Initial proceedings launched by Puech against Freymond in Geneva failed. He then turned to the French courts in 2023, a move that has once again drawn scrutiny to LVMH’s historic dealings with the Hermès heir.
LVMH says it was forced to respond because allegations linking the company and Arnault to the missing shares continue to appear in court filings despite being, in its view, entirely unfounded. In a counter-filing this month, Puech’s lawyers argued that it is too soon to absolve LVMH, stating that any liability should be determined by the ongoing criminal investigation.
LVMH uses its new filing to outline, for the first time, its account of the strategy that led it to work with Puech and Freymond in the 2000s.

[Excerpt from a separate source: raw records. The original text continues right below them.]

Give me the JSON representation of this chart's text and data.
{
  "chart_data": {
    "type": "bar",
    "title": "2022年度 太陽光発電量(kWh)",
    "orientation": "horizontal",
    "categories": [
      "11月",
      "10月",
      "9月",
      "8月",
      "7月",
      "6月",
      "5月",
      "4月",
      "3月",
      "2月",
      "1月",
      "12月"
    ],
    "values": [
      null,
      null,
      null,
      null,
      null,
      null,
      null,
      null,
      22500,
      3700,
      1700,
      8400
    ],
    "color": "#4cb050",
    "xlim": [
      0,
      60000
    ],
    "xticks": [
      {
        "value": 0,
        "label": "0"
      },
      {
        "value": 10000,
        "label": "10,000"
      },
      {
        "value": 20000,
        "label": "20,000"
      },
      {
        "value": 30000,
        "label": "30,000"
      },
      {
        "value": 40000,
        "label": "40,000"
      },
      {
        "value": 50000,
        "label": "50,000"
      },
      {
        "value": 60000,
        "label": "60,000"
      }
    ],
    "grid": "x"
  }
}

According to the company, Freymond first approached Godé in 2001 with a proposal to forge an alliance with Puech. LVMH says the Hermès heir was frustrated by his lack of influence within the family-controlled luxury group and was seeking a greater role in its governance.
Crucially, LVMH argues that its objective was never to acquire Puech’s stake. Instead, the company says it hoped to form a joint shareholder bloc with Puech to influence Hermès’ strategy and potentially win over other family members.
Acquiring Puech’s shares would have been “the opposite” of the strategy discussed, LVMH said. Puech was valuable precisely because he still owned his historic stake and could serve as an “indispensable” partner in building a unified shareholder front.
Freymond and Puech met Arnault and Godé on several occasions over the years, including at Château d’Yquem, the storied Bordeaux vineyard owned by LVMH.
LVMH said Freymond cultivated close relationships with members of the Hermès family to help secure their shares. In 2007, the company said, Freymond informed LVMH that a large block of Hermès stock was about to hit the market, threatening to sell it to a rival unless LVMH acted quickly.
LVMH says that warning prompted it to establish the equity-swap structures through which banks accumulated shares on its behalf, allowing LVMH to defer a decision on taking direct ownership. More than two years later, LVMH unwound those swaps, revealing its surprise stake in Hermès.
LVMH argues that Freymond was fully aware of its strategy to build an alliance with Puech. If he included Puech’s shares among those sold to the company without its knowledge, the filing says, such conduct “would have represented a breach of loyalty not only toward Puech but also toward LVMH.”
Freymond, who had been accused by several former clients of siphoning away their assets, was questioned by French investigating magistrates in July 2025.
During the interviews, he acknowledged for the first time that he had sold a substantial portion of Puech’s Hermès shares to LVMH in 2008, after years of denial. He claimed, however, that he had acted with Puech’s full knowledge and consent—an account Puech has vehemently denied.
Two weeks later, Freymond was struck and killed by a train near his home in the Swiss Alps. Swiss authorities concluded that his death was a suicide.